Saya pikir, persoalan Korean wave, serta wave-wave budaya lainnya tidaklah sesederhana yang kita lihat. Gelombang-gelombang tersebut membawa dan menyentuh banyak sekali aspek. Ada kesan tersendiri yang bisa kita lihat antara masyarakat kita dengan datangnya tren dari luar lewat hiburan. Ya, hiburan yang tujuannya menghibur, ternyata malah menyentuh dinamika gender di Indonesia.
Well, itulah culture shock. Pertanyaannya, siapa yang shock dengan datangnya wave-wave dari negara luar ke Indonesia lewat hiburan—musik, film, selebritas? Izinkan saya memberi alternatif jawaban spekulatif—pria. Ya, pria. Tentu saja anda bisa menambahkan jawaban wanita di sebelahnya. Tidak masalah, tapi saya ingin fokus pada pria. Kenapa?
Datangnya gelombang-gelombang ini patut kita lihat asal muasalnya. Sependek pengetahuan saya, ada 3 gelombang besar yang datang ke sini. Yang tentunya mengefek pada dinamika gender kita.
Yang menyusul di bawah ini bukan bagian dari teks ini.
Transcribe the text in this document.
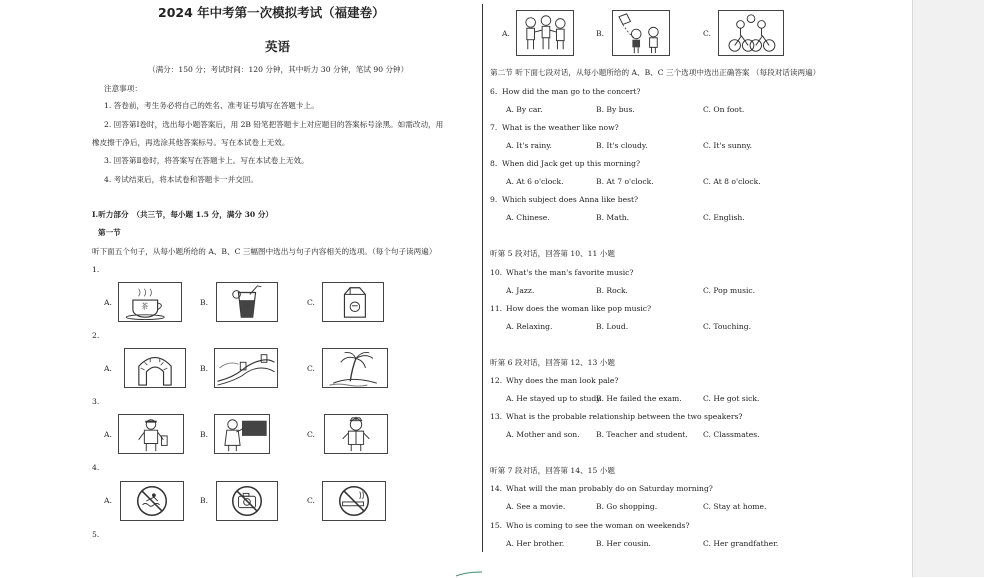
2024 年中考第一次模拟考试（福建卷）
英语
（满分：150 分；考试时间：120 分钟，其中听力 30 分钟，笔试 90 分钟）
注意事项：
1. 答卷前，考生务必将自己的姓名、准考证号填写在答题卡上。
2. 回答第Ⅰ卷时，选出每小题答案后，用 2B 铅笔把答题卡上对应题目的答案标号涂黑。如需改动，用
橡皮擦干净后，再选涂其他答案标号。写在本试卷上无效。
3. 回答第Ⅱ卷时，将答案写在答题卡上。写在本试卷上无效。
4. 考试结束后，将本试卷和答题卡一并交回。
Ⅰ.听力部分　（共三节，每小题 1.5 分，满分 30 分）
第一节
听下面五个句子，从每小题所给的 A、B、C 三幅图中选出与句子内容相关的选项。（每个句子读两遍）
1.
A.	茶	B.	C.
2.
A.	B.	C.
3.
A.	B.	C.
4.
A.	B.	C.
5.
A.	B.	C.
第二节 听下面七段对话，从每小题所给的 A、B、C 三个选项中选出正确答案 （每段对话读两遍）
6. How did the man go to the concert?
A. By car.	B. By bus.	C. On foot.
7. What is the weather like now?
A. It's rainy.	B. It's cloudy.	C. It's sunny.
8. When did Jack get up this morning?
A. At 6 o'clock.	B. At 7 o'clock.	C. At 8 o'clock.
9. Which subject does Anna like best?
A. Chinese.	B. Math.	C. English.
听第 5 段对话，回答第 10、11 小题
10. What's the man's favorite music?
A. Jazz.	B. Rock.	C. Pop music.
11. How does the woman like pop music?
A. Relaxing.	B. Loud.	C. Touching.
听第 6 段对话，回答第 12、13 小题
12. Why does the man look pale?
A. He stayed up to study.
B. He failed the exam.	C. He got sick.
13. What is the probable relationship between the two speakers?
A. Mother and son. B. Teacher and student. C. Classmates.
听第 7 段对话，回答第 14、15 小题
14. What will the man probably do on Saturday morning?
A. See a movie.	B. Go shopping.	C. Stay at home.
15. Who is coming to see the woman on weekends?
A. Her brother.	B. Her cousin.	C. Her grandfather.
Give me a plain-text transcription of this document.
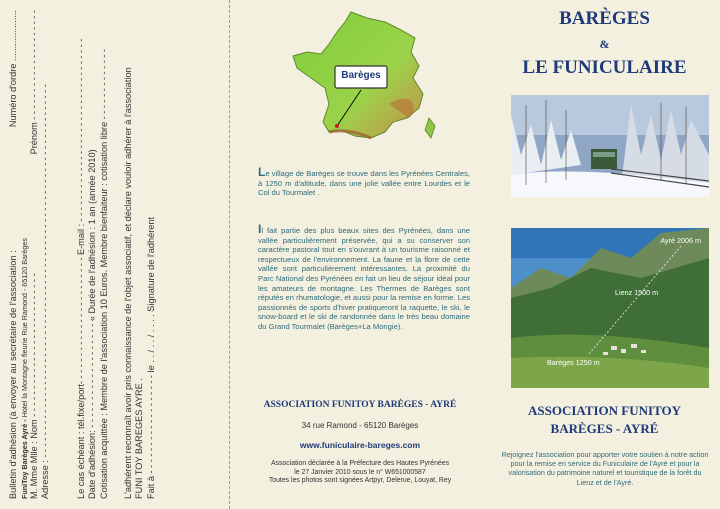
Bulletin d'adhésion (à envoyer au secrétaire de l'association :
Numéro d'ordre ....................
FuniToy Barèges Ayré - Hotel la Montagne fleurie Rue Ramond - 65120 Barèges M. Mme Mlle : Nom - - - - - - - - - - - - - - - - - - - - - - - - - -
Prénom - - - - - - - - - - - - - - - - - - - -
Adresse : - - - - - - - - - - - - - - - - - - - - - - - - - - - - - - - - - - - - - - - - - - - - - - - - - - - - - - - - - - - - - - - - - - -	Le cas échéant : tél.fixe/port- - - - - - - - - - - - - - - - - - - - - - - E-mail : - - - - - - - - - - - - - - - - - - - - - - - - - - - - - - - - - Date d'adhésion: - - - - - - - - - - - - - - - - - - - « Durée de l'adhésion : 1 an (année 2010) Cotisation acquittée : Membre de l'association 10 Euros. Membre bienfaiteur : cotisation libre - - - - - - - - - - - - - L'adhérent reconnaît avoir pris connaissance de l'objet associatif, et déclare vouloir adhérer à l'association FUNI TOY BAREGES AYRE . Fait à - - - - - - - - - - - - - - - - - - le . . / . . / . . . . Signature de l'adhérent
Barèges
Le village de Barèges se trouve dans les Pyrénées Centrales, à 1250 m d'altitude, dans une jolie vallée entre Lourdes et le Col du Tourmalet .
Il fait partie des plus beaux sites des Pyrénées, dans une vallée particulièrement préservée, qui a su conserver son caractère pastoral tout en s'ouvrant à un tourisme raisonné et respectueux de l'environnement. La faune et la flore de cette vallée sont particulièrement intéressantes. La proximité du Parc National des Pyrénées en fait un lieu de séjour idéal pour les amateurs de montagne. Les Thermes de Barèges sont réputés en rhumatologie, et aussi pour la remise en forme. Les passionnés de sports d'hiver pratiqueront la raquette, le ski, le snow-board et le ski de randonnée dans le très beau domaine du Grand Tourmalet (Barèges+La Mongie).
ASSOCIATION FUNITOY BARÈGES - AYRÉ
34 rue Ramond - 65120 Barèges
www.funiculaire-bareges.com
Association déclarée à la Préfecture des Hautes Pyrénées
le 27 Janvier 2010 sous le n° W651000587
Toutes les photos sont signées Artpyr, Delerue, Louyat, Rey
BARÈGES
&
LE FUNICULAIRE
Ayré 2006 m
Lienz 1500 m
Barèges 1250 m
ASSOCIATION FUNITOY
BARÈGES - AYRÉ
Rejoignez l'association pour apporter votre soutien à notre action pour la remise en service du Funiculaire de l'Ayré et pour la valorisation du patrimoine naturel et touristique de la forêt du Lienz et de l'Ayré.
Pertama, gelombang anak rock dan teman-temannya. Yah, kita tentu tahu model-model seperti ini cukup ngetren di era 90-an, mungkin sampai saat ini juga, karena kadang saya melihat beberapa om-om yang penampilannya masih seperti personil band God Bless. Kedua, gelombang hip hop yang kaosnya kegedean dan celananya kebesaran. Yang di kemudian hari, gaya ini dipakai bocah-bocah belum matang untuk berfoto di akun Fmereka lengkap dengan caption asmara yang kampungan namun lucu. Lalu yang ketiga, gelombang dari—apa ya bilangnya—daerah Tiongkok dan sekitarnya, China Taiwan-Korea. Ya ini jelas, sebut saja Jet Li, Meteor Garden, serta BTS dan teman-temannya.
Tapi, yang menarik, justru stigma negatif yang disematkan pada negara terakhir yang saya sebutkan di atas. Stigma aneh-aneh dilekatkan pada mereka, entah itu gay, banci, ngondek, dan lain-lainnya. Meskipun ada beberapa (pria) yang menanggapinya dengan positif, bahkan mengikuti tren tersebut. Namun saya rasa itu tidak banyak. Sisanya menghujat, menghujat, dan menghujat. Bagian yang paling asyik dari ini semua adalah bertanya. Seperti Socrates yang cukup menyebalkan dengan hobinya mendebat orang di kota yang tidak salah apa-apa. Mungkin kita bertanya kenapa, bagaimana, apa, siapa, apakah kamu sayang padaku, dan sebagainya.
Begini, ada suatu teori yang isinya bilang manusia punya tendensi untuk melihat sesuatu sebagai suatu kesatuan. Terintegrasi, seperti alur TransJakarta. Kalau kita kaitkan, maka yang paling nampak adalah hubungan idola-fans. Idola dengan fans, merupakan suatu kaitan yang terintegrasi.
Bisa jadi, salah satu alasan mengapa terjadi perundungan pada citra pria-pria dari Korea Selatan ini justru karena militansi fans mereka. Saya sih, tidak ingin naïf dengan mengatakan fans KPop itu tidak masif dan militan, sebab kenyataannya memang begitu. Karena setahu saya idola mereka memang digilai dengan segala talenta mereka, bahkan sampai mendunia ke mana-mana. Wajar kalau mereka punya fans yang militan yang kadang ya…menyebalkan.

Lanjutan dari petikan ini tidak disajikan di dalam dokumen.